Solving problems, from first principles.


What's in the first chapter?

  1. Richard Feynman and the Challenger Disaster
  2. Data Visualisation
  3. Regression vs Classification vs Clustering
  4. Linear Regression
  5. SSE, MSE, RMSE
  6. Variance and Covariance
  7. Gradient Descent
  8. Correlation
  9. The R-squared Metric
  10. Feature Importance
  11. Cross Validation



I’m going to let you in on a little secret – data science always goes wrong.

You collect the wrong data, you use the wrong algorithm, you focus on the wrong problem entirely. All before lunch. Data in the real world is messy, noisy and abundant. Science on the other hand, is precise, enlightening and in woefully short supply.

Through nine real-life data science projects, you’ll learn how to apply the scientific method to uncompromising data to get usable and informative results, and build robust and reliable decision systems. You’ll also learn what to do when things inevitably go wrong.

Science is about experimentation, utility, and the dogged pursuit of reliable answers. This means breaking things, trying everything in your toolbox, and not accepting results you don’t understand. As such, this book contains a lot of models that do not work - at least not right away. This is a feature and not a bug.

Most data science books aim to teach a syntax or promote a framework, this book aims to elucidate a way of thinking.

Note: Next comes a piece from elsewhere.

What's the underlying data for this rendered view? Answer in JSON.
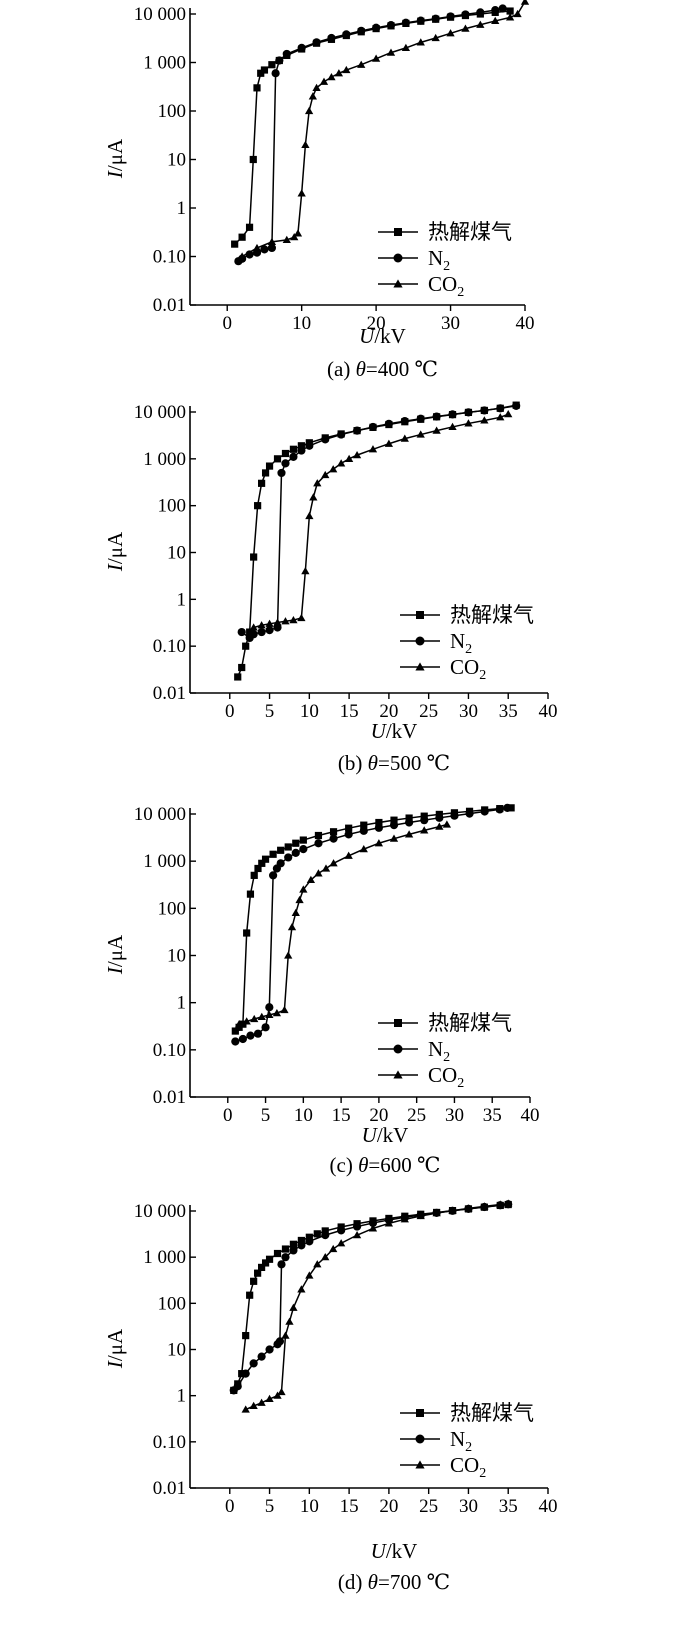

Getting the right answer on the first try is often impossible, and yet most data science books will have you believe that this is how it goes. What actually happens in practice is that you’ll apply a book’s methods to your own problem, only to end up with half of a solution. We’ll start from where those books end, and you’ll learn which crucial next steps you should take to turn a middling solution into an effective and robust one.

Data science instruction is usually carried out in an algorithm-first fashion - retrofitting imaginary datasets to specific techniques.

We’ll instead start with real problems, the way scientists usually do, and proceed to solve them through the iterative application of computational statistics.

Throughout all of the examples, two focus areas will prevail: getting the right data (how to engineer features and select among them using rigorous statistical techniques) and getting the right data (why separability matters and what you can do to help.)

This book necessarily contains doses of mathematics and statistics but fear not - they are only used to explain why certain things happen. You need only remember the intuition of the formulae to be successful in your own projects.

This is a not a machine learning book, or a statistics book, or a programming book. It is all of these things in only the measure required by the problems we’re trying to solve.

This is a book about how to do real things with real data, and how to do them really well.